19 November 2007

day 19 :: family

We had a little quasi-Thanksgiving yesterday. My mom baked a turkey and potatoes and made that hideous sweet potato dish with the marshmallows on top (some people love this stuff; I cannot understand why – sweet, mushy, and orange? And supposedly a vegetable? All wrong.). She cut up salad fixings. I made gingerbread cupcakes, because Friday was my Oma’s birthday, and a sour cream coffeecake, for my little unborn niece or nephew via my sister-in-law’s mouth, and stuffing from a box.

It was unexpectedly sweet to sit around a table with these people I love, stuffing our faces too full of too much food. I was too full when we finished, but I still managed a gingerbread cupcake and a little piece of coffeecake. And then I couldn’t eat again all day, although I had to force down some Cheerios in order to take the Biltricide that’s (hopefully) killing off my schistosomiasis.

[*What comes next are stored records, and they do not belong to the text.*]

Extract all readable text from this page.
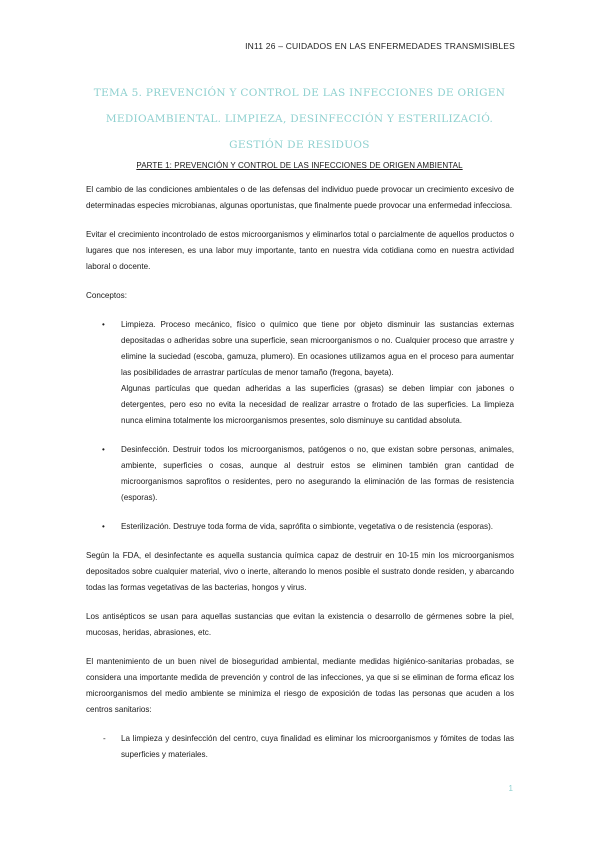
IN11 26 – CUIDADOS EN LAS ENFERMEDADES TRANSMISIBLES
TEMA 5. PREVENCIÓN Y CONTROL DE LAS INFECCIONES DE ORIGEN
MEDIOAMBIENTAL. LIMPIEZA, DESINFECCIÓN Y ESTERILIZACIÓ.
GESTIÓN DE RESIDUOS
PARTE 1: PREVENCIÓN Y CONTROL DE LAS INFECCIONES DE ORIGEN AMBIENTAL

El cambio de las condiciones ambientales o de las defensas del individuo puede provocar un crecimiento excesivo de determinadas especies microbianas, algunas oportunistas, que finalmente puede provocar una enfermedad infecciosa.

Evitar el crecimiento incontrolado de estos microorganismos y eliminarlos total o parcialmente de aquellos productos o lugares que nos interesen, es una labor muy importante, tanto en nuestra vida cotidiana como en nuestra actividad laboral o docente.

Conceptos:

• Limpieza. Proceso mecánico, físico o químico que tiene por objeto disminuir las sustancias externas depositadas o adheridas sobre una superficie, sean microorganismos o no. Cualquier proceso que arrastre y elimine la suciedad (escoba, gamuza, plumero). En ocasiones utilizamos agua en el proceso para aumentar las posibilidades de arrastrar partículas de menor tamaño (fregona, bayeta).

Algunas partículas que quedan adheridas a las superficies (grasas) se deben limpiar con jabones o detergentes, pero eso no evita la necesidad de realizar arrastre o frotado de las superficies. La limpieza nunca elimina totalmente los microorganismos presentes, solo disminuye su cantidad absoluta.

• Desinfección. Destruir todos los microorganismos, patógenos o no, que existan sobre personas, animales, ambiente, superficies o cosas, aunque al destruir estos se eliminen también gran cantidad de microorganismos saprofitos o residentes, pero no asegurando la eliminación de las formas de resistencia (esporas).

• Esterilización. Destruye toda forma de vida, saprófita o simbionte, vegetativa o de resistencia (esporas).

Según la FDA, el desinfectante es aquella sustancia química capaz de destruir en 10-15 min los microorganismos depositados sobre cualquier material, vivo o inerte, alterando lo menos posible el sustrato donde residen, y abarcando todas las formas vegetativas de las bacterias, hongos y virus.

Los antisépticos se usan para aquellas sustancias que evitan la existencia o desarrollo de gérmenes sobre la piel, mucosas, heridas, abrasiones, etc.

El mantenimiento de un buen nivel de bioseguridad ambiental, mediante medidas higiénico-sanitarias probadas, se considera una importante medida de prevención y control de las infecciones, ya que si se eliminan de forma eficaz los microorganismos del medio ambiente se minimiza el riesgo de exposición de todas las personas que acuden a los centros sanitarios:

- La limpieza y desinfección del centro, cuya finalidad es eliminar los microorganismos y fómites de todas las superficies y materiales.
1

I remember, when I went to Rwanda, thinking that it wasn’t that hard to be away from family. You just do it. Except that it’s gotten harder.

I might be getting old.

In my parents’ neighborhood, there are a few splatters of pumpkin intestines on the road, perhaps left over from Halloween.

When I was very small, approximately three years old, just before my brother was born, we lived in a little house on a small hill in a city about 40 miles north of here. We carved pumpkins for Halloween, but some older boys came and smashed them onto the road. For a long time, I didn’t want to walk past the dead pumpkins on the road.

A month later, on the night my brother was born, I remember the feeling of horror to be walking past the scene of the pumpkin murders, walking through the dark to our neighbors’ house so my dad could drive my mom to the hospital.

The dad of that neighbor family was one of my professors in college.